Skylar's fingernails bit into borrowed palms. I'm about to break bread with royalty. Every fiber of her C-list actress soul screamed. The fanciest event she'd attended was a yogurt brand launch where the "VIP guest" was a TikTok Pomeranian. Get it together, Vance. Breathe.
She fell into a Wikipedia rabbit hole:
Samuel Sterling (80): Titan who could sink nations with a stock sell-off.
Margaret Sterling (née Zhu): Jewelry dynasty heiress whose "dowry" funded Samuel's first skyscraper.
Vincent Sterling: Eldest uncle. Head of Sterling Realty.
Richard Sterling: Second uncle. CFO with a penchant for hostile takeovers.
Rosalind Sterling: Aunt controlling media investments.
But Silas's parents? Only decade-old tabloid fragments remained: Zachary Sterling (third son) and wife Clara deceased in Swiss Alps helicopter crash. Samuel Sterling's hair whitened overnight. Skylar's chest tightened. Silas was nine. Then packed off to boarding school. For a heartbeat, empathy swelled – until logic bulldozed it. Pitying a billionaire? Girl, your bank account's crying.
One name jumped out: Lucas Sterling. Richard's son. Founder of Radiant Media – the agency that had blacklisted Skylar after she'd "accidentally" dumped sangria on Lucas's Valentino blazer during her audition.
Focus.
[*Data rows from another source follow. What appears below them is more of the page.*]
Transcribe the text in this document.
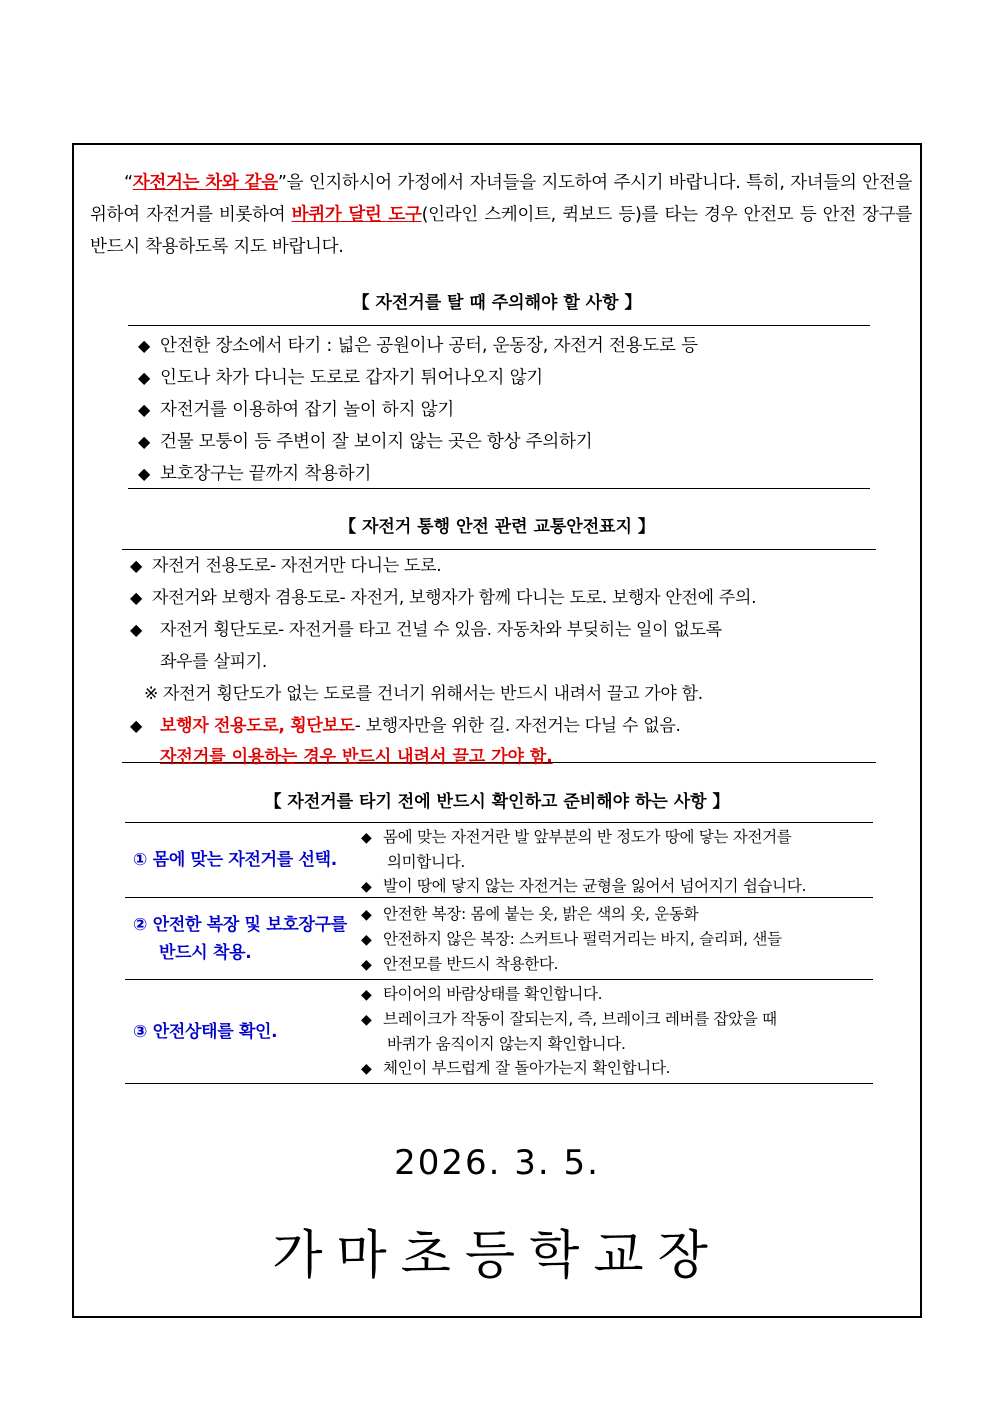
“자전거는 차와 같음”을 인지하시어 가정에서 자녀들을 지도하여 주시기 바랍니다. 특히, 자녀들의 안전을 위하여 자전거를 비롯하여 바퀴가 달린 도구(인라인 스케이트, 퀵보드 등)를 타는 경우 안전모 등 안전 장구를 반드시 착용하도록 지도 바랍니다.
【 자전거를 탈 때 주의해야 할 사항 】
◆ 안전한 장소에서 타기 : 넓은 공원이나 공터, 운동장, 자전거 전용도로 등
◆ 인도나 차가 다니는 도로로 갑자기 튀어나오지 않기
◆ 자전거를 이용하여 잡기 놀이 하지 않기
◆ 건물 모퉁이 등 주변이 잘 보이지 않는 곳은 항상 주의하기
◆ 보호장구는 끝까지 착용하기
【 자전거 통행 안전 관련 교통안전표지 】
◆ 자전거 전용도로- 자전거만 다니는 도로.
◆ 자전거와 보행자 겸용도로- 자전거, 보행자가 함께 다니는 도로. 보행자 안전에 주의.
◆ 자전거 횡단도로- 자전거를 타고 건널 수 있음. 자동차와 부딪히는 일이 없도록
좌우를 살피기.
※ 자전거 횡단도가 없는 도로를 건너기 위해서는 반드시 내려서 끌고 가야 함.
◆ 보행자 전용도로, 횡단보도- 보행자만을 위한 길. 자전거는 다닐 수 없음.
자전거를 이용하는 경우 반드시 내려서 끌고 가야 함.
【 자전거를 타기 전에 반드시 확인하고 준비해야 하는 사항 】
① 몸에 맞는 자전거를 선택.
◆ 몸에 맞는 자전거란 발 앞부분의 반 정도가 땅에 닿는 자전거를
의미합니다.
◆ 발이 땅에 닿지 않는 자전거는 균형을 잃어서 넘어지기 쉽습니다.
② 안전한 복장 및 보호장구를
반드시 착용.
◆ 안전한 복장: 몸에 붙는 옷, 밝은 색의 옷, 운동화
◆ 안전하지 않은 복장: 스커트나 펄럭거리는 바지, 슬리퍼, 샌들
◆ 안전모를 반드시 착용한다.
③ 안전상태를 확인.
◆ 타이어의 바람상태를 확인합니다.
◆ 브레이크가 작동이 잘되는지, 즉, 브레이크 레버를 잡았을 때
바퀴가 움직이지 않는지 확인합니다.
◆ 체인이 부드럽게 잘 돌아가는지 확인합니다.
2026. 3. 5.
가마초등학교장
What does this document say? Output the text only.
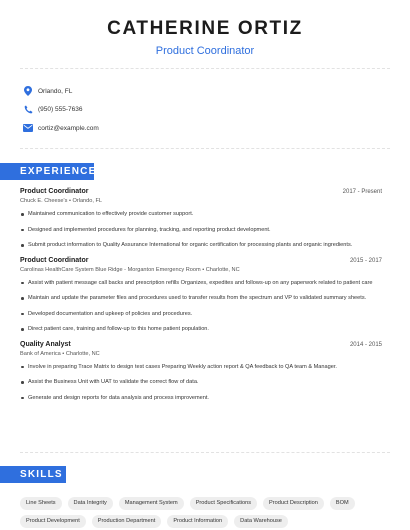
CATHERINE ORTIZ
Product Coordinator
Orlando, FL
(950) 555-7636
cortiz@example.com
EXPERIENCE
Product Coordinator	2017 - Present
Chuck E. Cheese's • Orlando, FL
Maintained communication to effectively provide customer support.
Designed and implemented procedures for planning, tracking, and reporting product development.
Submit product information to Quality Assurance International for organic certification for processing plants and organic ingredients.
Product Coordinator	2015 - 2017
Carolinas HealthCare System Blue Ridge - Morganton Emergency Room • Charlotte, NC
Assist with patient message call backs and prescription refills Organizes, expedites and follows-up on any paperwork related to patient care
Maintain and update the parameter files and procedures used to transfer results from the spectrum and VP to validated summary sheets.
Developed documentation and upkeep of policies and procedures.
Direct patient care, training and follow-up to this home patient population.
Quality Analyst	2014 - 2015
Bank of America • Charlotte, NC
Involve in preparing Trace Matrix to design test cases Preparing Weekly action report & QA feedback to QA team & Manager.
Assist the Business Unit with UAT to validate the correct flow of data.
Generate and design reports for data analysis and process improvement.
SKILLS
Line Sheets	Data Integrity	Management System	Product Specifications	Product Description	BOM
Product Development	Production Department	Product Information	Data Warehouse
Skylar memorized Samuel's hawkish nose and Margaret's pearl choker before straightening Silas's collar in the mirror. The suit jacket transformed his frame into a V-shaped monument to tailoring. Work the room like you own it. She practiced a smolder – one brow arched, lips quirking with calculated indifference. Three parts condescension, two parts boredom, one part I-sleep-on-money.
The expression curdled in the glass. Yikes. That's not smoldering – that's indigestion face. Grimacing, Skylar Sterling pushed open the bedroom door.